But rocket they did, leaving the footprints of the many contractors and builders who changed the landscape of Brooklyn into a City of Houses.
Another mark that the contractors and builders left – although one not as celebrated today – was the complicated system of flagging, pipes, sewers, cisterns, streetlamps, and sometimes trolley tracks, that lined the streets and led to those very rowhouses.
Each delivery and receiving system that connected each rowhouse to the city was an important step toward the development of the city.
Before each row of houses was constructed (and sometimes while they were being constructed, or even soon afterwards), the development of each street and neighborhood was an important part of attracting the homeowners to Brooklyn.
THE BIRTH OF BOERUM HILL
Boerum Hill had only recently been planned for with a street grid system that would develop alongside of a vast network of sidewalks, sewers, street lamps, gas lines, and water mains.

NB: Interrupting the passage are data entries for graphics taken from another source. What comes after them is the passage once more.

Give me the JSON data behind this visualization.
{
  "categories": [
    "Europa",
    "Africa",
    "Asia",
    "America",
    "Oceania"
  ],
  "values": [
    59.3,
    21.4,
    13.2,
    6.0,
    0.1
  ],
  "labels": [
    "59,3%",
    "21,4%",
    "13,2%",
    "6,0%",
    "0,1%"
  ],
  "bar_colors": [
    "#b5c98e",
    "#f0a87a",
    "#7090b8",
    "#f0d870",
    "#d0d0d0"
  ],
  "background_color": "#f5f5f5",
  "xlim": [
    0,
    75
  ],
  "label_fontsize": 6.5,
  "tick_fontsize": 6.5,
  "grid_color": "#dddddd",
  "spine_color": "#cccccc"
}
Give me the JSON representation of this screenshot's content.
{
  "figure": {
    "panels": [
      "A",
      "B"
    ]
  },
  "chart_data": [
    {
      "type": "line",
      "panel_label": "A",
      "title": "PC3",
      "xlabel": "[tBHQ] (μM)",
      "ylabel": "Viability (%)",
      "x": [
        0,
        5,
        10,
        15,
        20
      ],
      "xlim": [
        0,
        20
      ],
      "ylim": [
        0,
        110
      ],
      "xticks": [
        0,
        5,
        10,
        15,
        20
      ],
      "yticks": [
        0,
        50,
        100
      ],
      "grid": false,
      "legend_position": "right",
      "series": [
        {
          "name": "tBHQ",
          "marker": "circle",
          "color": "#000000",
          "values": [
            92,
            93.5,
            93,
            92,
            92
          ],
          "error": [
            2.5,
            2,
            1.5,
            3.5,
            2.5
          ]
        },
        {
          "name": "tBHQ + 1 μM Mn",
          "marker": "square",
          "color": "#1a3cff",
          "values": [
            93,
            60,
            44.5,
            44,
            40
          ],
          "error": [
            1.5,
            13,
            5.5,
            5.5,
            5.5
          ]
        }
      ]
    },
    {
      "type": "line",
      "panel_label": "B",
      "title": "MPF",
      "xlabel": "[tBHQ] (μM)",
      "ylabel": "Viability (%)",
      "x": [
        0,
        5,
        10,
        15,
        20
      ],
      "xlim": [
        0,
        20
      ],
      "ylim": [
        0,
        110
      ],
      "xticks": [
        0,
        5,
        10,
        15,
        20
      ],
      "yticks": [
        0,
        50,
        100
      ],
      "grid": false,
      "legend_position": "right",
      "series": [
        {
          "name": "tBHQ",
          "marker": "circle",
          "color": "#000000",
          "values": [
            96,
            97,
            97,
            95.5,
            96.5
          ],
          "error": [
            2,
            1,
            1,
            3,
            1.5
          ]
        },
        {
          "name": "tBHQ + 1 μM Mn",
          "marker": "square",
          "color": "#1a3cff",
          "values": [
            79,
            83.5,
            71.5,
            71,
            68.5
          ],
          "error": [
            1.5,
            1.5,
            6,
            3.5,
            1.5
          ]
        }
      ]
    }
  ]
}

At this time, however, in the 1840s, it barely resembled such a system. It was more of a rustic outback with dusty country lanes, grand frame houses here and there, and fields lain fallow as far as the naked eye could see. These services of gas, light, and water, amongst others, though, would follow, but only as quickly as they were requested by citizens who owned the adjacent land/properties or the politicians who represented them.
All of that, however, was about to change. The grid system had promised much more progress, and land-owners who had only recently been plowing, growing, and selling crops in Brooklyn, saw the new—and increased—value of their lands. As such, they began to divide it up and sell to speculators who planned to get in on the ground level building this vast Brooklyn empire.
This period of great change in the city of Brooklyn – between 1835 and the 1850s – started with houses lining the main existing thoroughfares (such as Fulton street), and popping up in fields that would soon be lined, with the help of surveyors and work crews, with roads.
NEVINS STREET: A CASE IN POINT
Nevins Street between Atlantic Avenue (then a “street”) and Pacific street, closer than most of South Brooklyn to the main arteries of the burgeoning city, had an easier time of it, as the water, gas, and other provider links were so close by the more populated and built-up parts of the district. Those links, and their related street building, however, still had to be created, and they were usually—but not always—instituted and connected apace with the building of the abutting homes.
At some point previous to 1845, the city issued a corporation notice requesting estimates for the “grading and paving” of Nevins Street.
As such, it was required that Nevins be paved using certain materials, “cut curb, cut gutter, circular cut corners, and crosswalks at all the intersections,” and to be paved with bank paving stone of the best quality, and “to be eighteen inches of gravel under the paving.”
This section of Nevins Street had been opened, graded, and paved at some point in the mid-1840s. Following this, in 1850, was a proposal to have the street lighted.
After the next few years, the street having been paved and lighting installed, the houses on this stretch of Nevins Street would be constructed in 1852/3. Soon afterwards, those large and heavy slabs of bluestone pavement, known as flagging, would be called for late in 1854, and installed as sidewalks at some point thereafter.
At the same time, the street’s owners were asking the city to provide a well and pump for the provision of fresh water to the houses on the block. Associated with that call, though, was an assessment by the City on the owners of the land abutting the street to pay for this service.
Nothing, of course, was free.
Now that the new neighborhood’s streets had been paved, it became evident over the subsequent 10 years that it would be necessary to redirect the water from rainfall away from the streets and houses and to a system of sewers that would eventually drain into the Gowanus Creek.
Thus, around 1855, a cistern was installed at the “corner of Atlantic and Nevins street,” that would work as a sort of catch basin for the heaven’s deluges that would visit upon the city from time to time.
So, it was that around the mid-nineteenth century, Nevins Street, between Atlantic Avenue and Pacific Street was rather fully built up not only with rows of houses, but also with the systems of service delivery that made it a modern street.